There won’t be any deliberation. There won’t be any disagreement. Zagato has always known what to do with Alfa Romeos. And what they did with the Junior back in 1969 is no exception. But how did Zagato get their hands on an already gorgeous Alfa Romeo design? Car designer and friend of Jalopnik Matteo Licata has the story.
We’ve heard from Matteo before. A few weeks ago, I shared his video giving the backstory of the Maserati Biturbo, the boxy coupe and sedan duo that ushered in the multi-spool era and saved the brand. This week, he’s got some history from another Italian automaker, this time with a design house in tow as well.
Now, the standard Alfa Romeo Junior was far from ugly. Giorgetto Giugiaro (then at Bertone) put a body on it for the ages when the car came out in 1963 and the car took off. By 1967, the Alfa management was so satisfied with the original shape’s success that they decided to turn to the team across town at Zagato to see what more could be squeezed out of the design from a performance perspective. The result was the Junior Z.
And this is what Ercole Spada and the rest of Zagato came up with. Its kammbacked design is a striking departure from Giugiaro’s original curvy three-box shape. Much of the panels of the new car were aluminum, and the drag coefficient was lowered significantly along with the weight. The front end featured plexiglass in front of the headlights and in lieu of the traditional chromed triangular grille there was just a cutout; minimalist, functional, and a stark departure from the norms. That was what Zagato was about back then.
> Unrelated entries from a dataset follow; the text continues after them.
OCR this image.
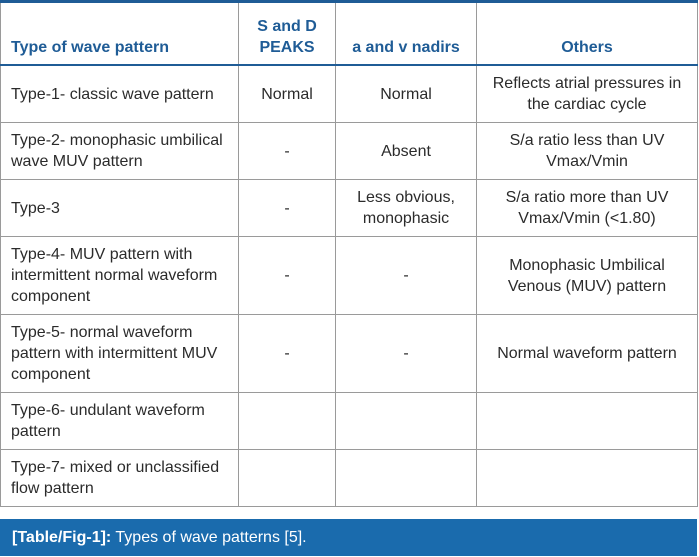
Type of wave pattern	S and D PEAKS	a and v nadirs	Others
Type-1- classic wave pattern	Normal	Normal	Reflects atrial pressures in the cardiac cycle
Type-2- monophasic umbilical wave MUV pattern	-	Absent	S/a ratio less than UV Vmax/Vmin
Type-3	-	Less obvious, monophasic	S/a ratio more than UV Vmax/Vmin (<1.80)
Type-4- MUV pattern with intermittent normal waveform component	-	-	Monophasic Umbilical Venous (MUV) pattern
Type-5- normal waveform pattern with intermittent MUV component	-	-	Normal waveform pattern
Type-6- undulant waveform pattern			
Type-7- mixed or unclassified flow pattern			
[Table/Fig-1]: Types of wave patterns [5].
Thankfully, they’re still at it too. These days, Zagato is still out there at more than 100 years old and the relationship with Alfa Romeo remains strong. The SZ of the ‘80s was even more angular and considerably more polarizing than the Junior Z, and the Viper-based TZ3 could go down as one of the most storied fruits of Fiat and Chrysler’s rocky marriage.
The Junior Z itself had a legacy too. Matteo suggests that the kammbacked shape of this car and perhaps the sporty angular coupe packaging served as direct inspiration for the Honda CRX. I’d believe it. At least I’d like to.